I observed a certain ‘unflappableness’ about them – not detachment; on the contrary, they were purposeful and passionate about making a difference – but more that they were like the person who steers the whitewater raft – there’s craziness all around them, but they’ve been similar situations before, and have a deep confidence in their ability to navigate the volatility. My guess is that you’ll agree that our organisations could do with more of this ability in this in our VUCA world.

These people are what I’d call ‘heat-seeking’ leaders – they’ve learned that discomfort and challenge is good for their own growth, and they seek it out rather than avoid it. And it’s something that you can do too, starting today.

If you think you could do with a bit more confidence about how you lead yourself, and others, through the turbulence you’re experiencing, try these ideas out:

  1. Remind yourself that you’ve experienced change all your life. Tap into your pivotal experiences – what have they taught you that you can draw on now? I’ve written specifically about learning to tell your story here – use the tools to help you.
  2. Get back in touch with your own purpose or calling. What it is that drives you forward each day, how do you want to make a difference? Listen out for the clues. Write them down. Use these tools to help you.
  3. Cultivate the habit of taking the first step, the one you don’t want to take, into the challenge you face today. Don’t plan it all out. Just step forward. David Whyte’s wonderful poem ‘Start Close In’ gives wise words here.

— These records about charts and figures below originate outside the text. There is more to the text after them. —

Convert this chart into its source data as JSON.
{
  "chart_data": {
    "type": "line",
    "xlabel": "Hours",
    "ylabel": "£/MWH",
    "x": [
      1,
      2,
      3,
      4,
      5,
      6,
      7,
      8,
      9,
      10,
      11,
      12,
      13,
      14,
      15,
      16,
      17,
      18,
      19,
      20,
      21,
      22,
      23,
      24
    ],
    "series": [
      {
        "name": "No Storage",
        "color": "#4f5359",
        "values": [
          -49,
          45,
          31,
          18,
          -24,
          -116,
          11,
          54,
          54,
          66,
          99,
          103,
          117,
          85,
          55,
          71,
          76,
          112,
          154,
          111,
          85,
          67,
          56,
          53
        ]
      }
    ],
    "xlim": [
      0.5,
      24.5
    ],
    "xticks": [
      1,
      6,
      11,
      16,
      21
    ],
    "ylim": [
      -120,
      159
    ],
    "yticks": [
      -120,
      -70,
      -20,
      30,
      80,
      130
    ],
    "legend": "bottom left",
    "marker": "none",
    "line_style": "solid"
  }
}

I’m left with questions about how our organisations could attract and develop more deliberately heat-seeking people, and cultivate a culture that includes that heat-seeking aspect. What would it be like it that was the norm? What would it take? Questions for another post, I think.

For now, let’s keep it focused on what you might do differently for yourself, as all change starts here. And let’s let Robert Frost give us the final words:

Two roads diverged in a wood, and I—  

I took the one less traveled by,   

And that has made all the difference.